To wit, the national median home price in 1980 was 250K inflation adjusted for 2023 dollars (64.6K in 1980 nominal). Conversely, 1980 median income was 81.7K adjusted. When I went into excel to compare the P/E housing affordability ratios between the 1980 critters and 2023, excel spit out 'lulz'. Per usual, born on third base and speak like they hit a triple.

I'd barefoot pedal my way on a rusty bicycle missing the seat to that closing, and sign a 15% interest rate with a smile today if we retained P/E parity with 1980. To add insult to injury, none of the usual suspects stayed at 15% rates for a fart and a half; everybody refi'd/traded out of those rates by 1983. By '86 they could refi below 10%, and by '89 the rates never went back up even today.

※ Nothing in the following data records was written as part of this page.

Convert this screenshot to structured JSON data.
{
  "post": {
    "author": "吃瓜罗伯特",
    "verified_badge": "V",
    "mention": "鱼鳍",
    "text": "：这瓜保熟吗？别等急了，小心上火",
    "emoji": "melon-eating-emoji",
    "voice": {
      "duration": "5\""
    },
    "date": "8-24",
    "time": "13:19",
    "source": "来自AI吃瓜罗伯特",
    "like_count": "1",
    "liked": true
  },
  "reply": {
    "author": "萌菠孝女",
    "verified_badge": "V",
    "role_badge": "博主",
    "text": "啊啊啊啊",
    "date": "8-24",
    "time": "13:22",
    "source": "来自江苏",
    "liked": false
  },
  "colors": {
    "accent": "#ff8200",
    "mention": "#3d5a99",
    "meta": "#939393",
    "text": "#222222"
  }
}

Some hardship.

That's the difference. That's why young people are balking today. Thing is, the people who transacted real estate in the 1980s fully understand the distinction I highlight, they just don't like highlighting it, as it dilutes their myth of meritocracy.

BL, it's not about the rate, it's about the price relative to incomes.

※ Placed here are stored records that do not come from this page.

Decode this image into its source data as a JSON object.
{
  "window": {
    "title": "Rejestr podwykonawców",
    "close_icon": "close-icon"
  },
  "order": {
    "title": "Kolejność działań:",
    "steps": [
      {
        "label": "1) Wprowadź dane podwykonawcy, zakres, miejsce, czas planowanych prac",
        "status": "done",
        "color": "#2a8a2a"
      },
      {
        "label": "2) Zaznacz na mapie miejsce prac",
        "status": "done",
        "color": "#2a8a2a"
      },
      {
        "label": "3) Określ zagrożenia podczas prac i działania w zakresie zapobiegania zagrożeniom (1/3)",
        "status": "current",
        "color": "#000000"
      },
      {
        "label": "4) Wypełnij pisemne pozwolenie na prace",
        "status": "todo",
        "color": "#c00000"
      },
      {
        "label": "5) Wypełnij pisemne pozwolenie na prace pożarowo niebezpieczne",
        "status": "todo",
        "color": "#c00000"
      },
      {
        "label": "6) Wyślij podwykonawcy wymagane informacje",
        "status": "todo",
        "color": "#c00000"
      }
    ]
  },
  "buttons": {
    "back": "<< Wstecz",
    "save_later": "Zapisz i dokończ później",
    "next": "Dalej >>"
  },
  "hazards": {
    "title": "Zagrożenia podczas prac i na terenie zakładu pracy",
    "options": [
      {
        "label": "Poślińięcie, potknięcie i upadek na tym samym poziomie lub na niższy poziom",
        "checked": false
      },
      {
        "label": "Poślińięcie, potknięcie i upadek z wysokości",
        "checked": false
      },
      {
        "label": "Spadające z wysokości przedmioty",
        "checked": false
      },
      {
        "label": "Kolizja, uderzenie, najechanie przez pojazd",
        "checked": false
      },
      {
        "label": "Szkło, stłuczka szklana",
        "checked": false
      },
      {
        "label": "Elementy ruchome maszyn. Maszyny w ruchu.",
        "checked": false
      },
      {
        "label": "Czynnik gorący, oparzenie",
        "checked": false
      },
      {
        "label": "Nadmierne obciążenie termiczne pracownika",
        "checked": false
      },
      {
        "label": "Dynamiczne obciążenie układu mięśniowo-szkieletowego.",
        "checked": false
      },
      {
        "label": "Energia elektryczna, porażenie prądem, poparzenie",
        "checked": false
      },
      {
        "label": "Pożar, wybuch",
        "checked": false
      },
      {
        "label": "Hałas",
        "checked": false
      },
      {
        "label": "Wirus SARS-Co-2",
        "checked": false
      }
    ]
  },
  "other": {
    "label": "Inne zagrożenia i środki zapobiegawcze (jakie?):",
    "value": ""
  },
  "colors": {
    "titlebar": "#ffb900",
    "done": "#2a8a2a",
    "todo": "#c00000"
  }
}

Now everything needs to deflate, construction doesn't want to touch it because they're not in the "charity" or "social policy" business as they see it, so idle hands it is and the pricing problem persists. The equity owners don't want to let the govt give up the baby they feel entitled to, because "we were here first", and they vote. And the young, the tax base that needs to function in order for this little societal pyramid scheme to not collapse, are at the losing end of that proposition. Being asked to incur an outsized portion of their labor into the basic function of shelter, at the expense of every other aspect of their lives. Good luck sustaining a 70% consumption-by-GDP pyramid scheme of a Country, with that joke of a trade. It'll make the student loan debt look like avocado toast by comparison.

Back in the 80's they actually still built sub 1500 square foot houses that you could afford. That hasn't happened in a long time. So the whole house price then vs price now isn't really comparable. More like a 20 pack of McNuggets now costs way more than a 6 pack did back then. I bought in the 2000's. Bought a 2bd/ 2ba house built in the 50's. Is it a cool house? Eff no. Was it above what I could afford? Eff no. Would someone today be caught dead buying it a a first house? Also eff no. It's not all on the generation before ours.
 
Back in the 80's they actually still built sub 1500 square foot houses that you could afford. That hasn't happened in a long time. So the whole house price then vs price now isn't really comparable. More like a 20 pack of McNuggets now costs way more than a 6 pack did back then.
I understand what you're pointing at, but it's a distinction without difference. I need housing now regardless, like they needed it then. Available stock is apples to apples, regardless of what form it's available in. You're pointing at the marginal utility of housing, and yes that is a comparison that doesn't have a parallel. But that's not what I'm highlighting though.

Additionally, median price as posted, was of the entire existing stock, not just new. So the prices do include resale of the old stock of "six pack" nuggets, which are part of today's resale market.